Environmental KPI blog post

Explore your greener side, environmental KPIs


There is an increasing acknowledgment that good environmental performance makes good business sense. Companies that create, manage and measure their environmental performance are well placed to react to factors that will ultimately effect consumer behaviour, business decisions and resources. - And as more and more pressure is applied on these factors the long term risks to business increases.

The environment agency has estimated that manufacturing alone could save between £2-3 billion annual if they adopted waste minimisation through KPI tracking.
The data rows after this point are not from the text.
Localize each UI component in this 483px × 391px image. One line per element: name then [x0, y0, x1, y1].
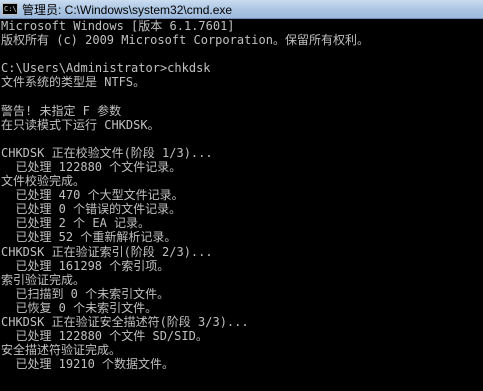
console-line: 已处理 52 个重新解析记录。: [1, 230, 177, 245]
console-line: 文件校验完成。: [1, 174, 86, 189]
window-title: 管理员: C:\Windows\system32\cmd.exe: [22, 2, 233, 17]
console-line: CHKDSK 正在验证安全描述符(阶段 3/3)...: [1, 314, 249, 329]
console-line: 已处理 0 个错误的文件记录。: [1, 202, 182, 217]
console-line: 已处理 161298 个索引项。: [1, 258, 170, 273]
console-output[interactable]: Microsoft Windows [版本 6.1.7601] 版权所有 (c)…: [0, 19, 483, 391]
console-line: 警告! 未指定 F 参数: [1, 103, 122, 118]
console-line: 已扫描到 0 个未索引文件。: [1, 286, 170, 301]
console-icon[interactable]: C:\: [2, 3, 18, 15]
console-line: 在只读模式下运行 CHKDSK。: [1, 117, 160, 132]
console-line: 文件系统的类型是 NTFS。: [1, 75, 146, 90]
console-line: Microsoft Windows [版本 6.1.7601]: [1, 19, 235, 33]
console-line: CHKDSK 正在验证索引(阶段 2/3)...: [1, 244, 213, 259]
console-line: 已处理 2 个 EA 记录。: [1, 216, 151, 231]
console-line: 索引验证完成。: [1, 272, 86, 287]
cmd-window: C:\ 管理员: C:\Windows\system32\cmd.exe Mic…: [0, 0, 483, 391]
console-line: CHKDSK 正在校验文件(阶段 1/3)...: [1, 145, 213, 160]
console-line: 已处理 19210 个数据文件。: [1, 357, 175, 372]
console-line: 已恢复 0 个未索引文件。: [1, 300, 158, 315]
console-line: 已处理 470 个大型文件记录。: [1, 188, 184, 203]
console-line: 已处理 122880 个文件记录。: [1, 159, 182, 174]
console-line: C:\Users\Administrator>chkdsk: [1, 61, 211, 76]
title-bar[interactable]: C:\ 管理员: C:\Windows\system32\cmd.exe: [0, 0, 483, 19]
console-line: 已处理 122880 个文件 SD/SID。: [1, 329, 208, 344]
console-line: 版权所有 (c) 2009 Microsoft Corporation。保留所有…: [1, 33, 369, 48]
console-line: 安全描述符验证完成。: [1, 343, 122, 358]
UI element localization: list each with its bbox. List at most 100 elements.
There are a number of different KPIs available to monitor and report on many different aspects of corporate responsibility, here is just a small getting started selection.

Carbon Footprint

Measured by the amount of carbon dioxide produced by business activities, this is typically measured in units as tons of CO2 per year.

The Waste Reduction percentage

Simply put this is the amount of raw material used by a business and subtracting the amount of raw materials used in the finished goods or service. This metric can then be calculated and monitored by a percentage of the two.

Energy Consumption

This KPI is very simple to collect; essentially it is the amount of energy purchased from your energy supplier. It makes financial sense to invest in reducing energy consumption due to the constant rising price of fuel.

Water Consumption

Just like reducing the Energy consumption, the demand and cost of water is on the rise. The water consumption or footprint can be measured by calculating the volume of water used for production of goods and the consumption of the business.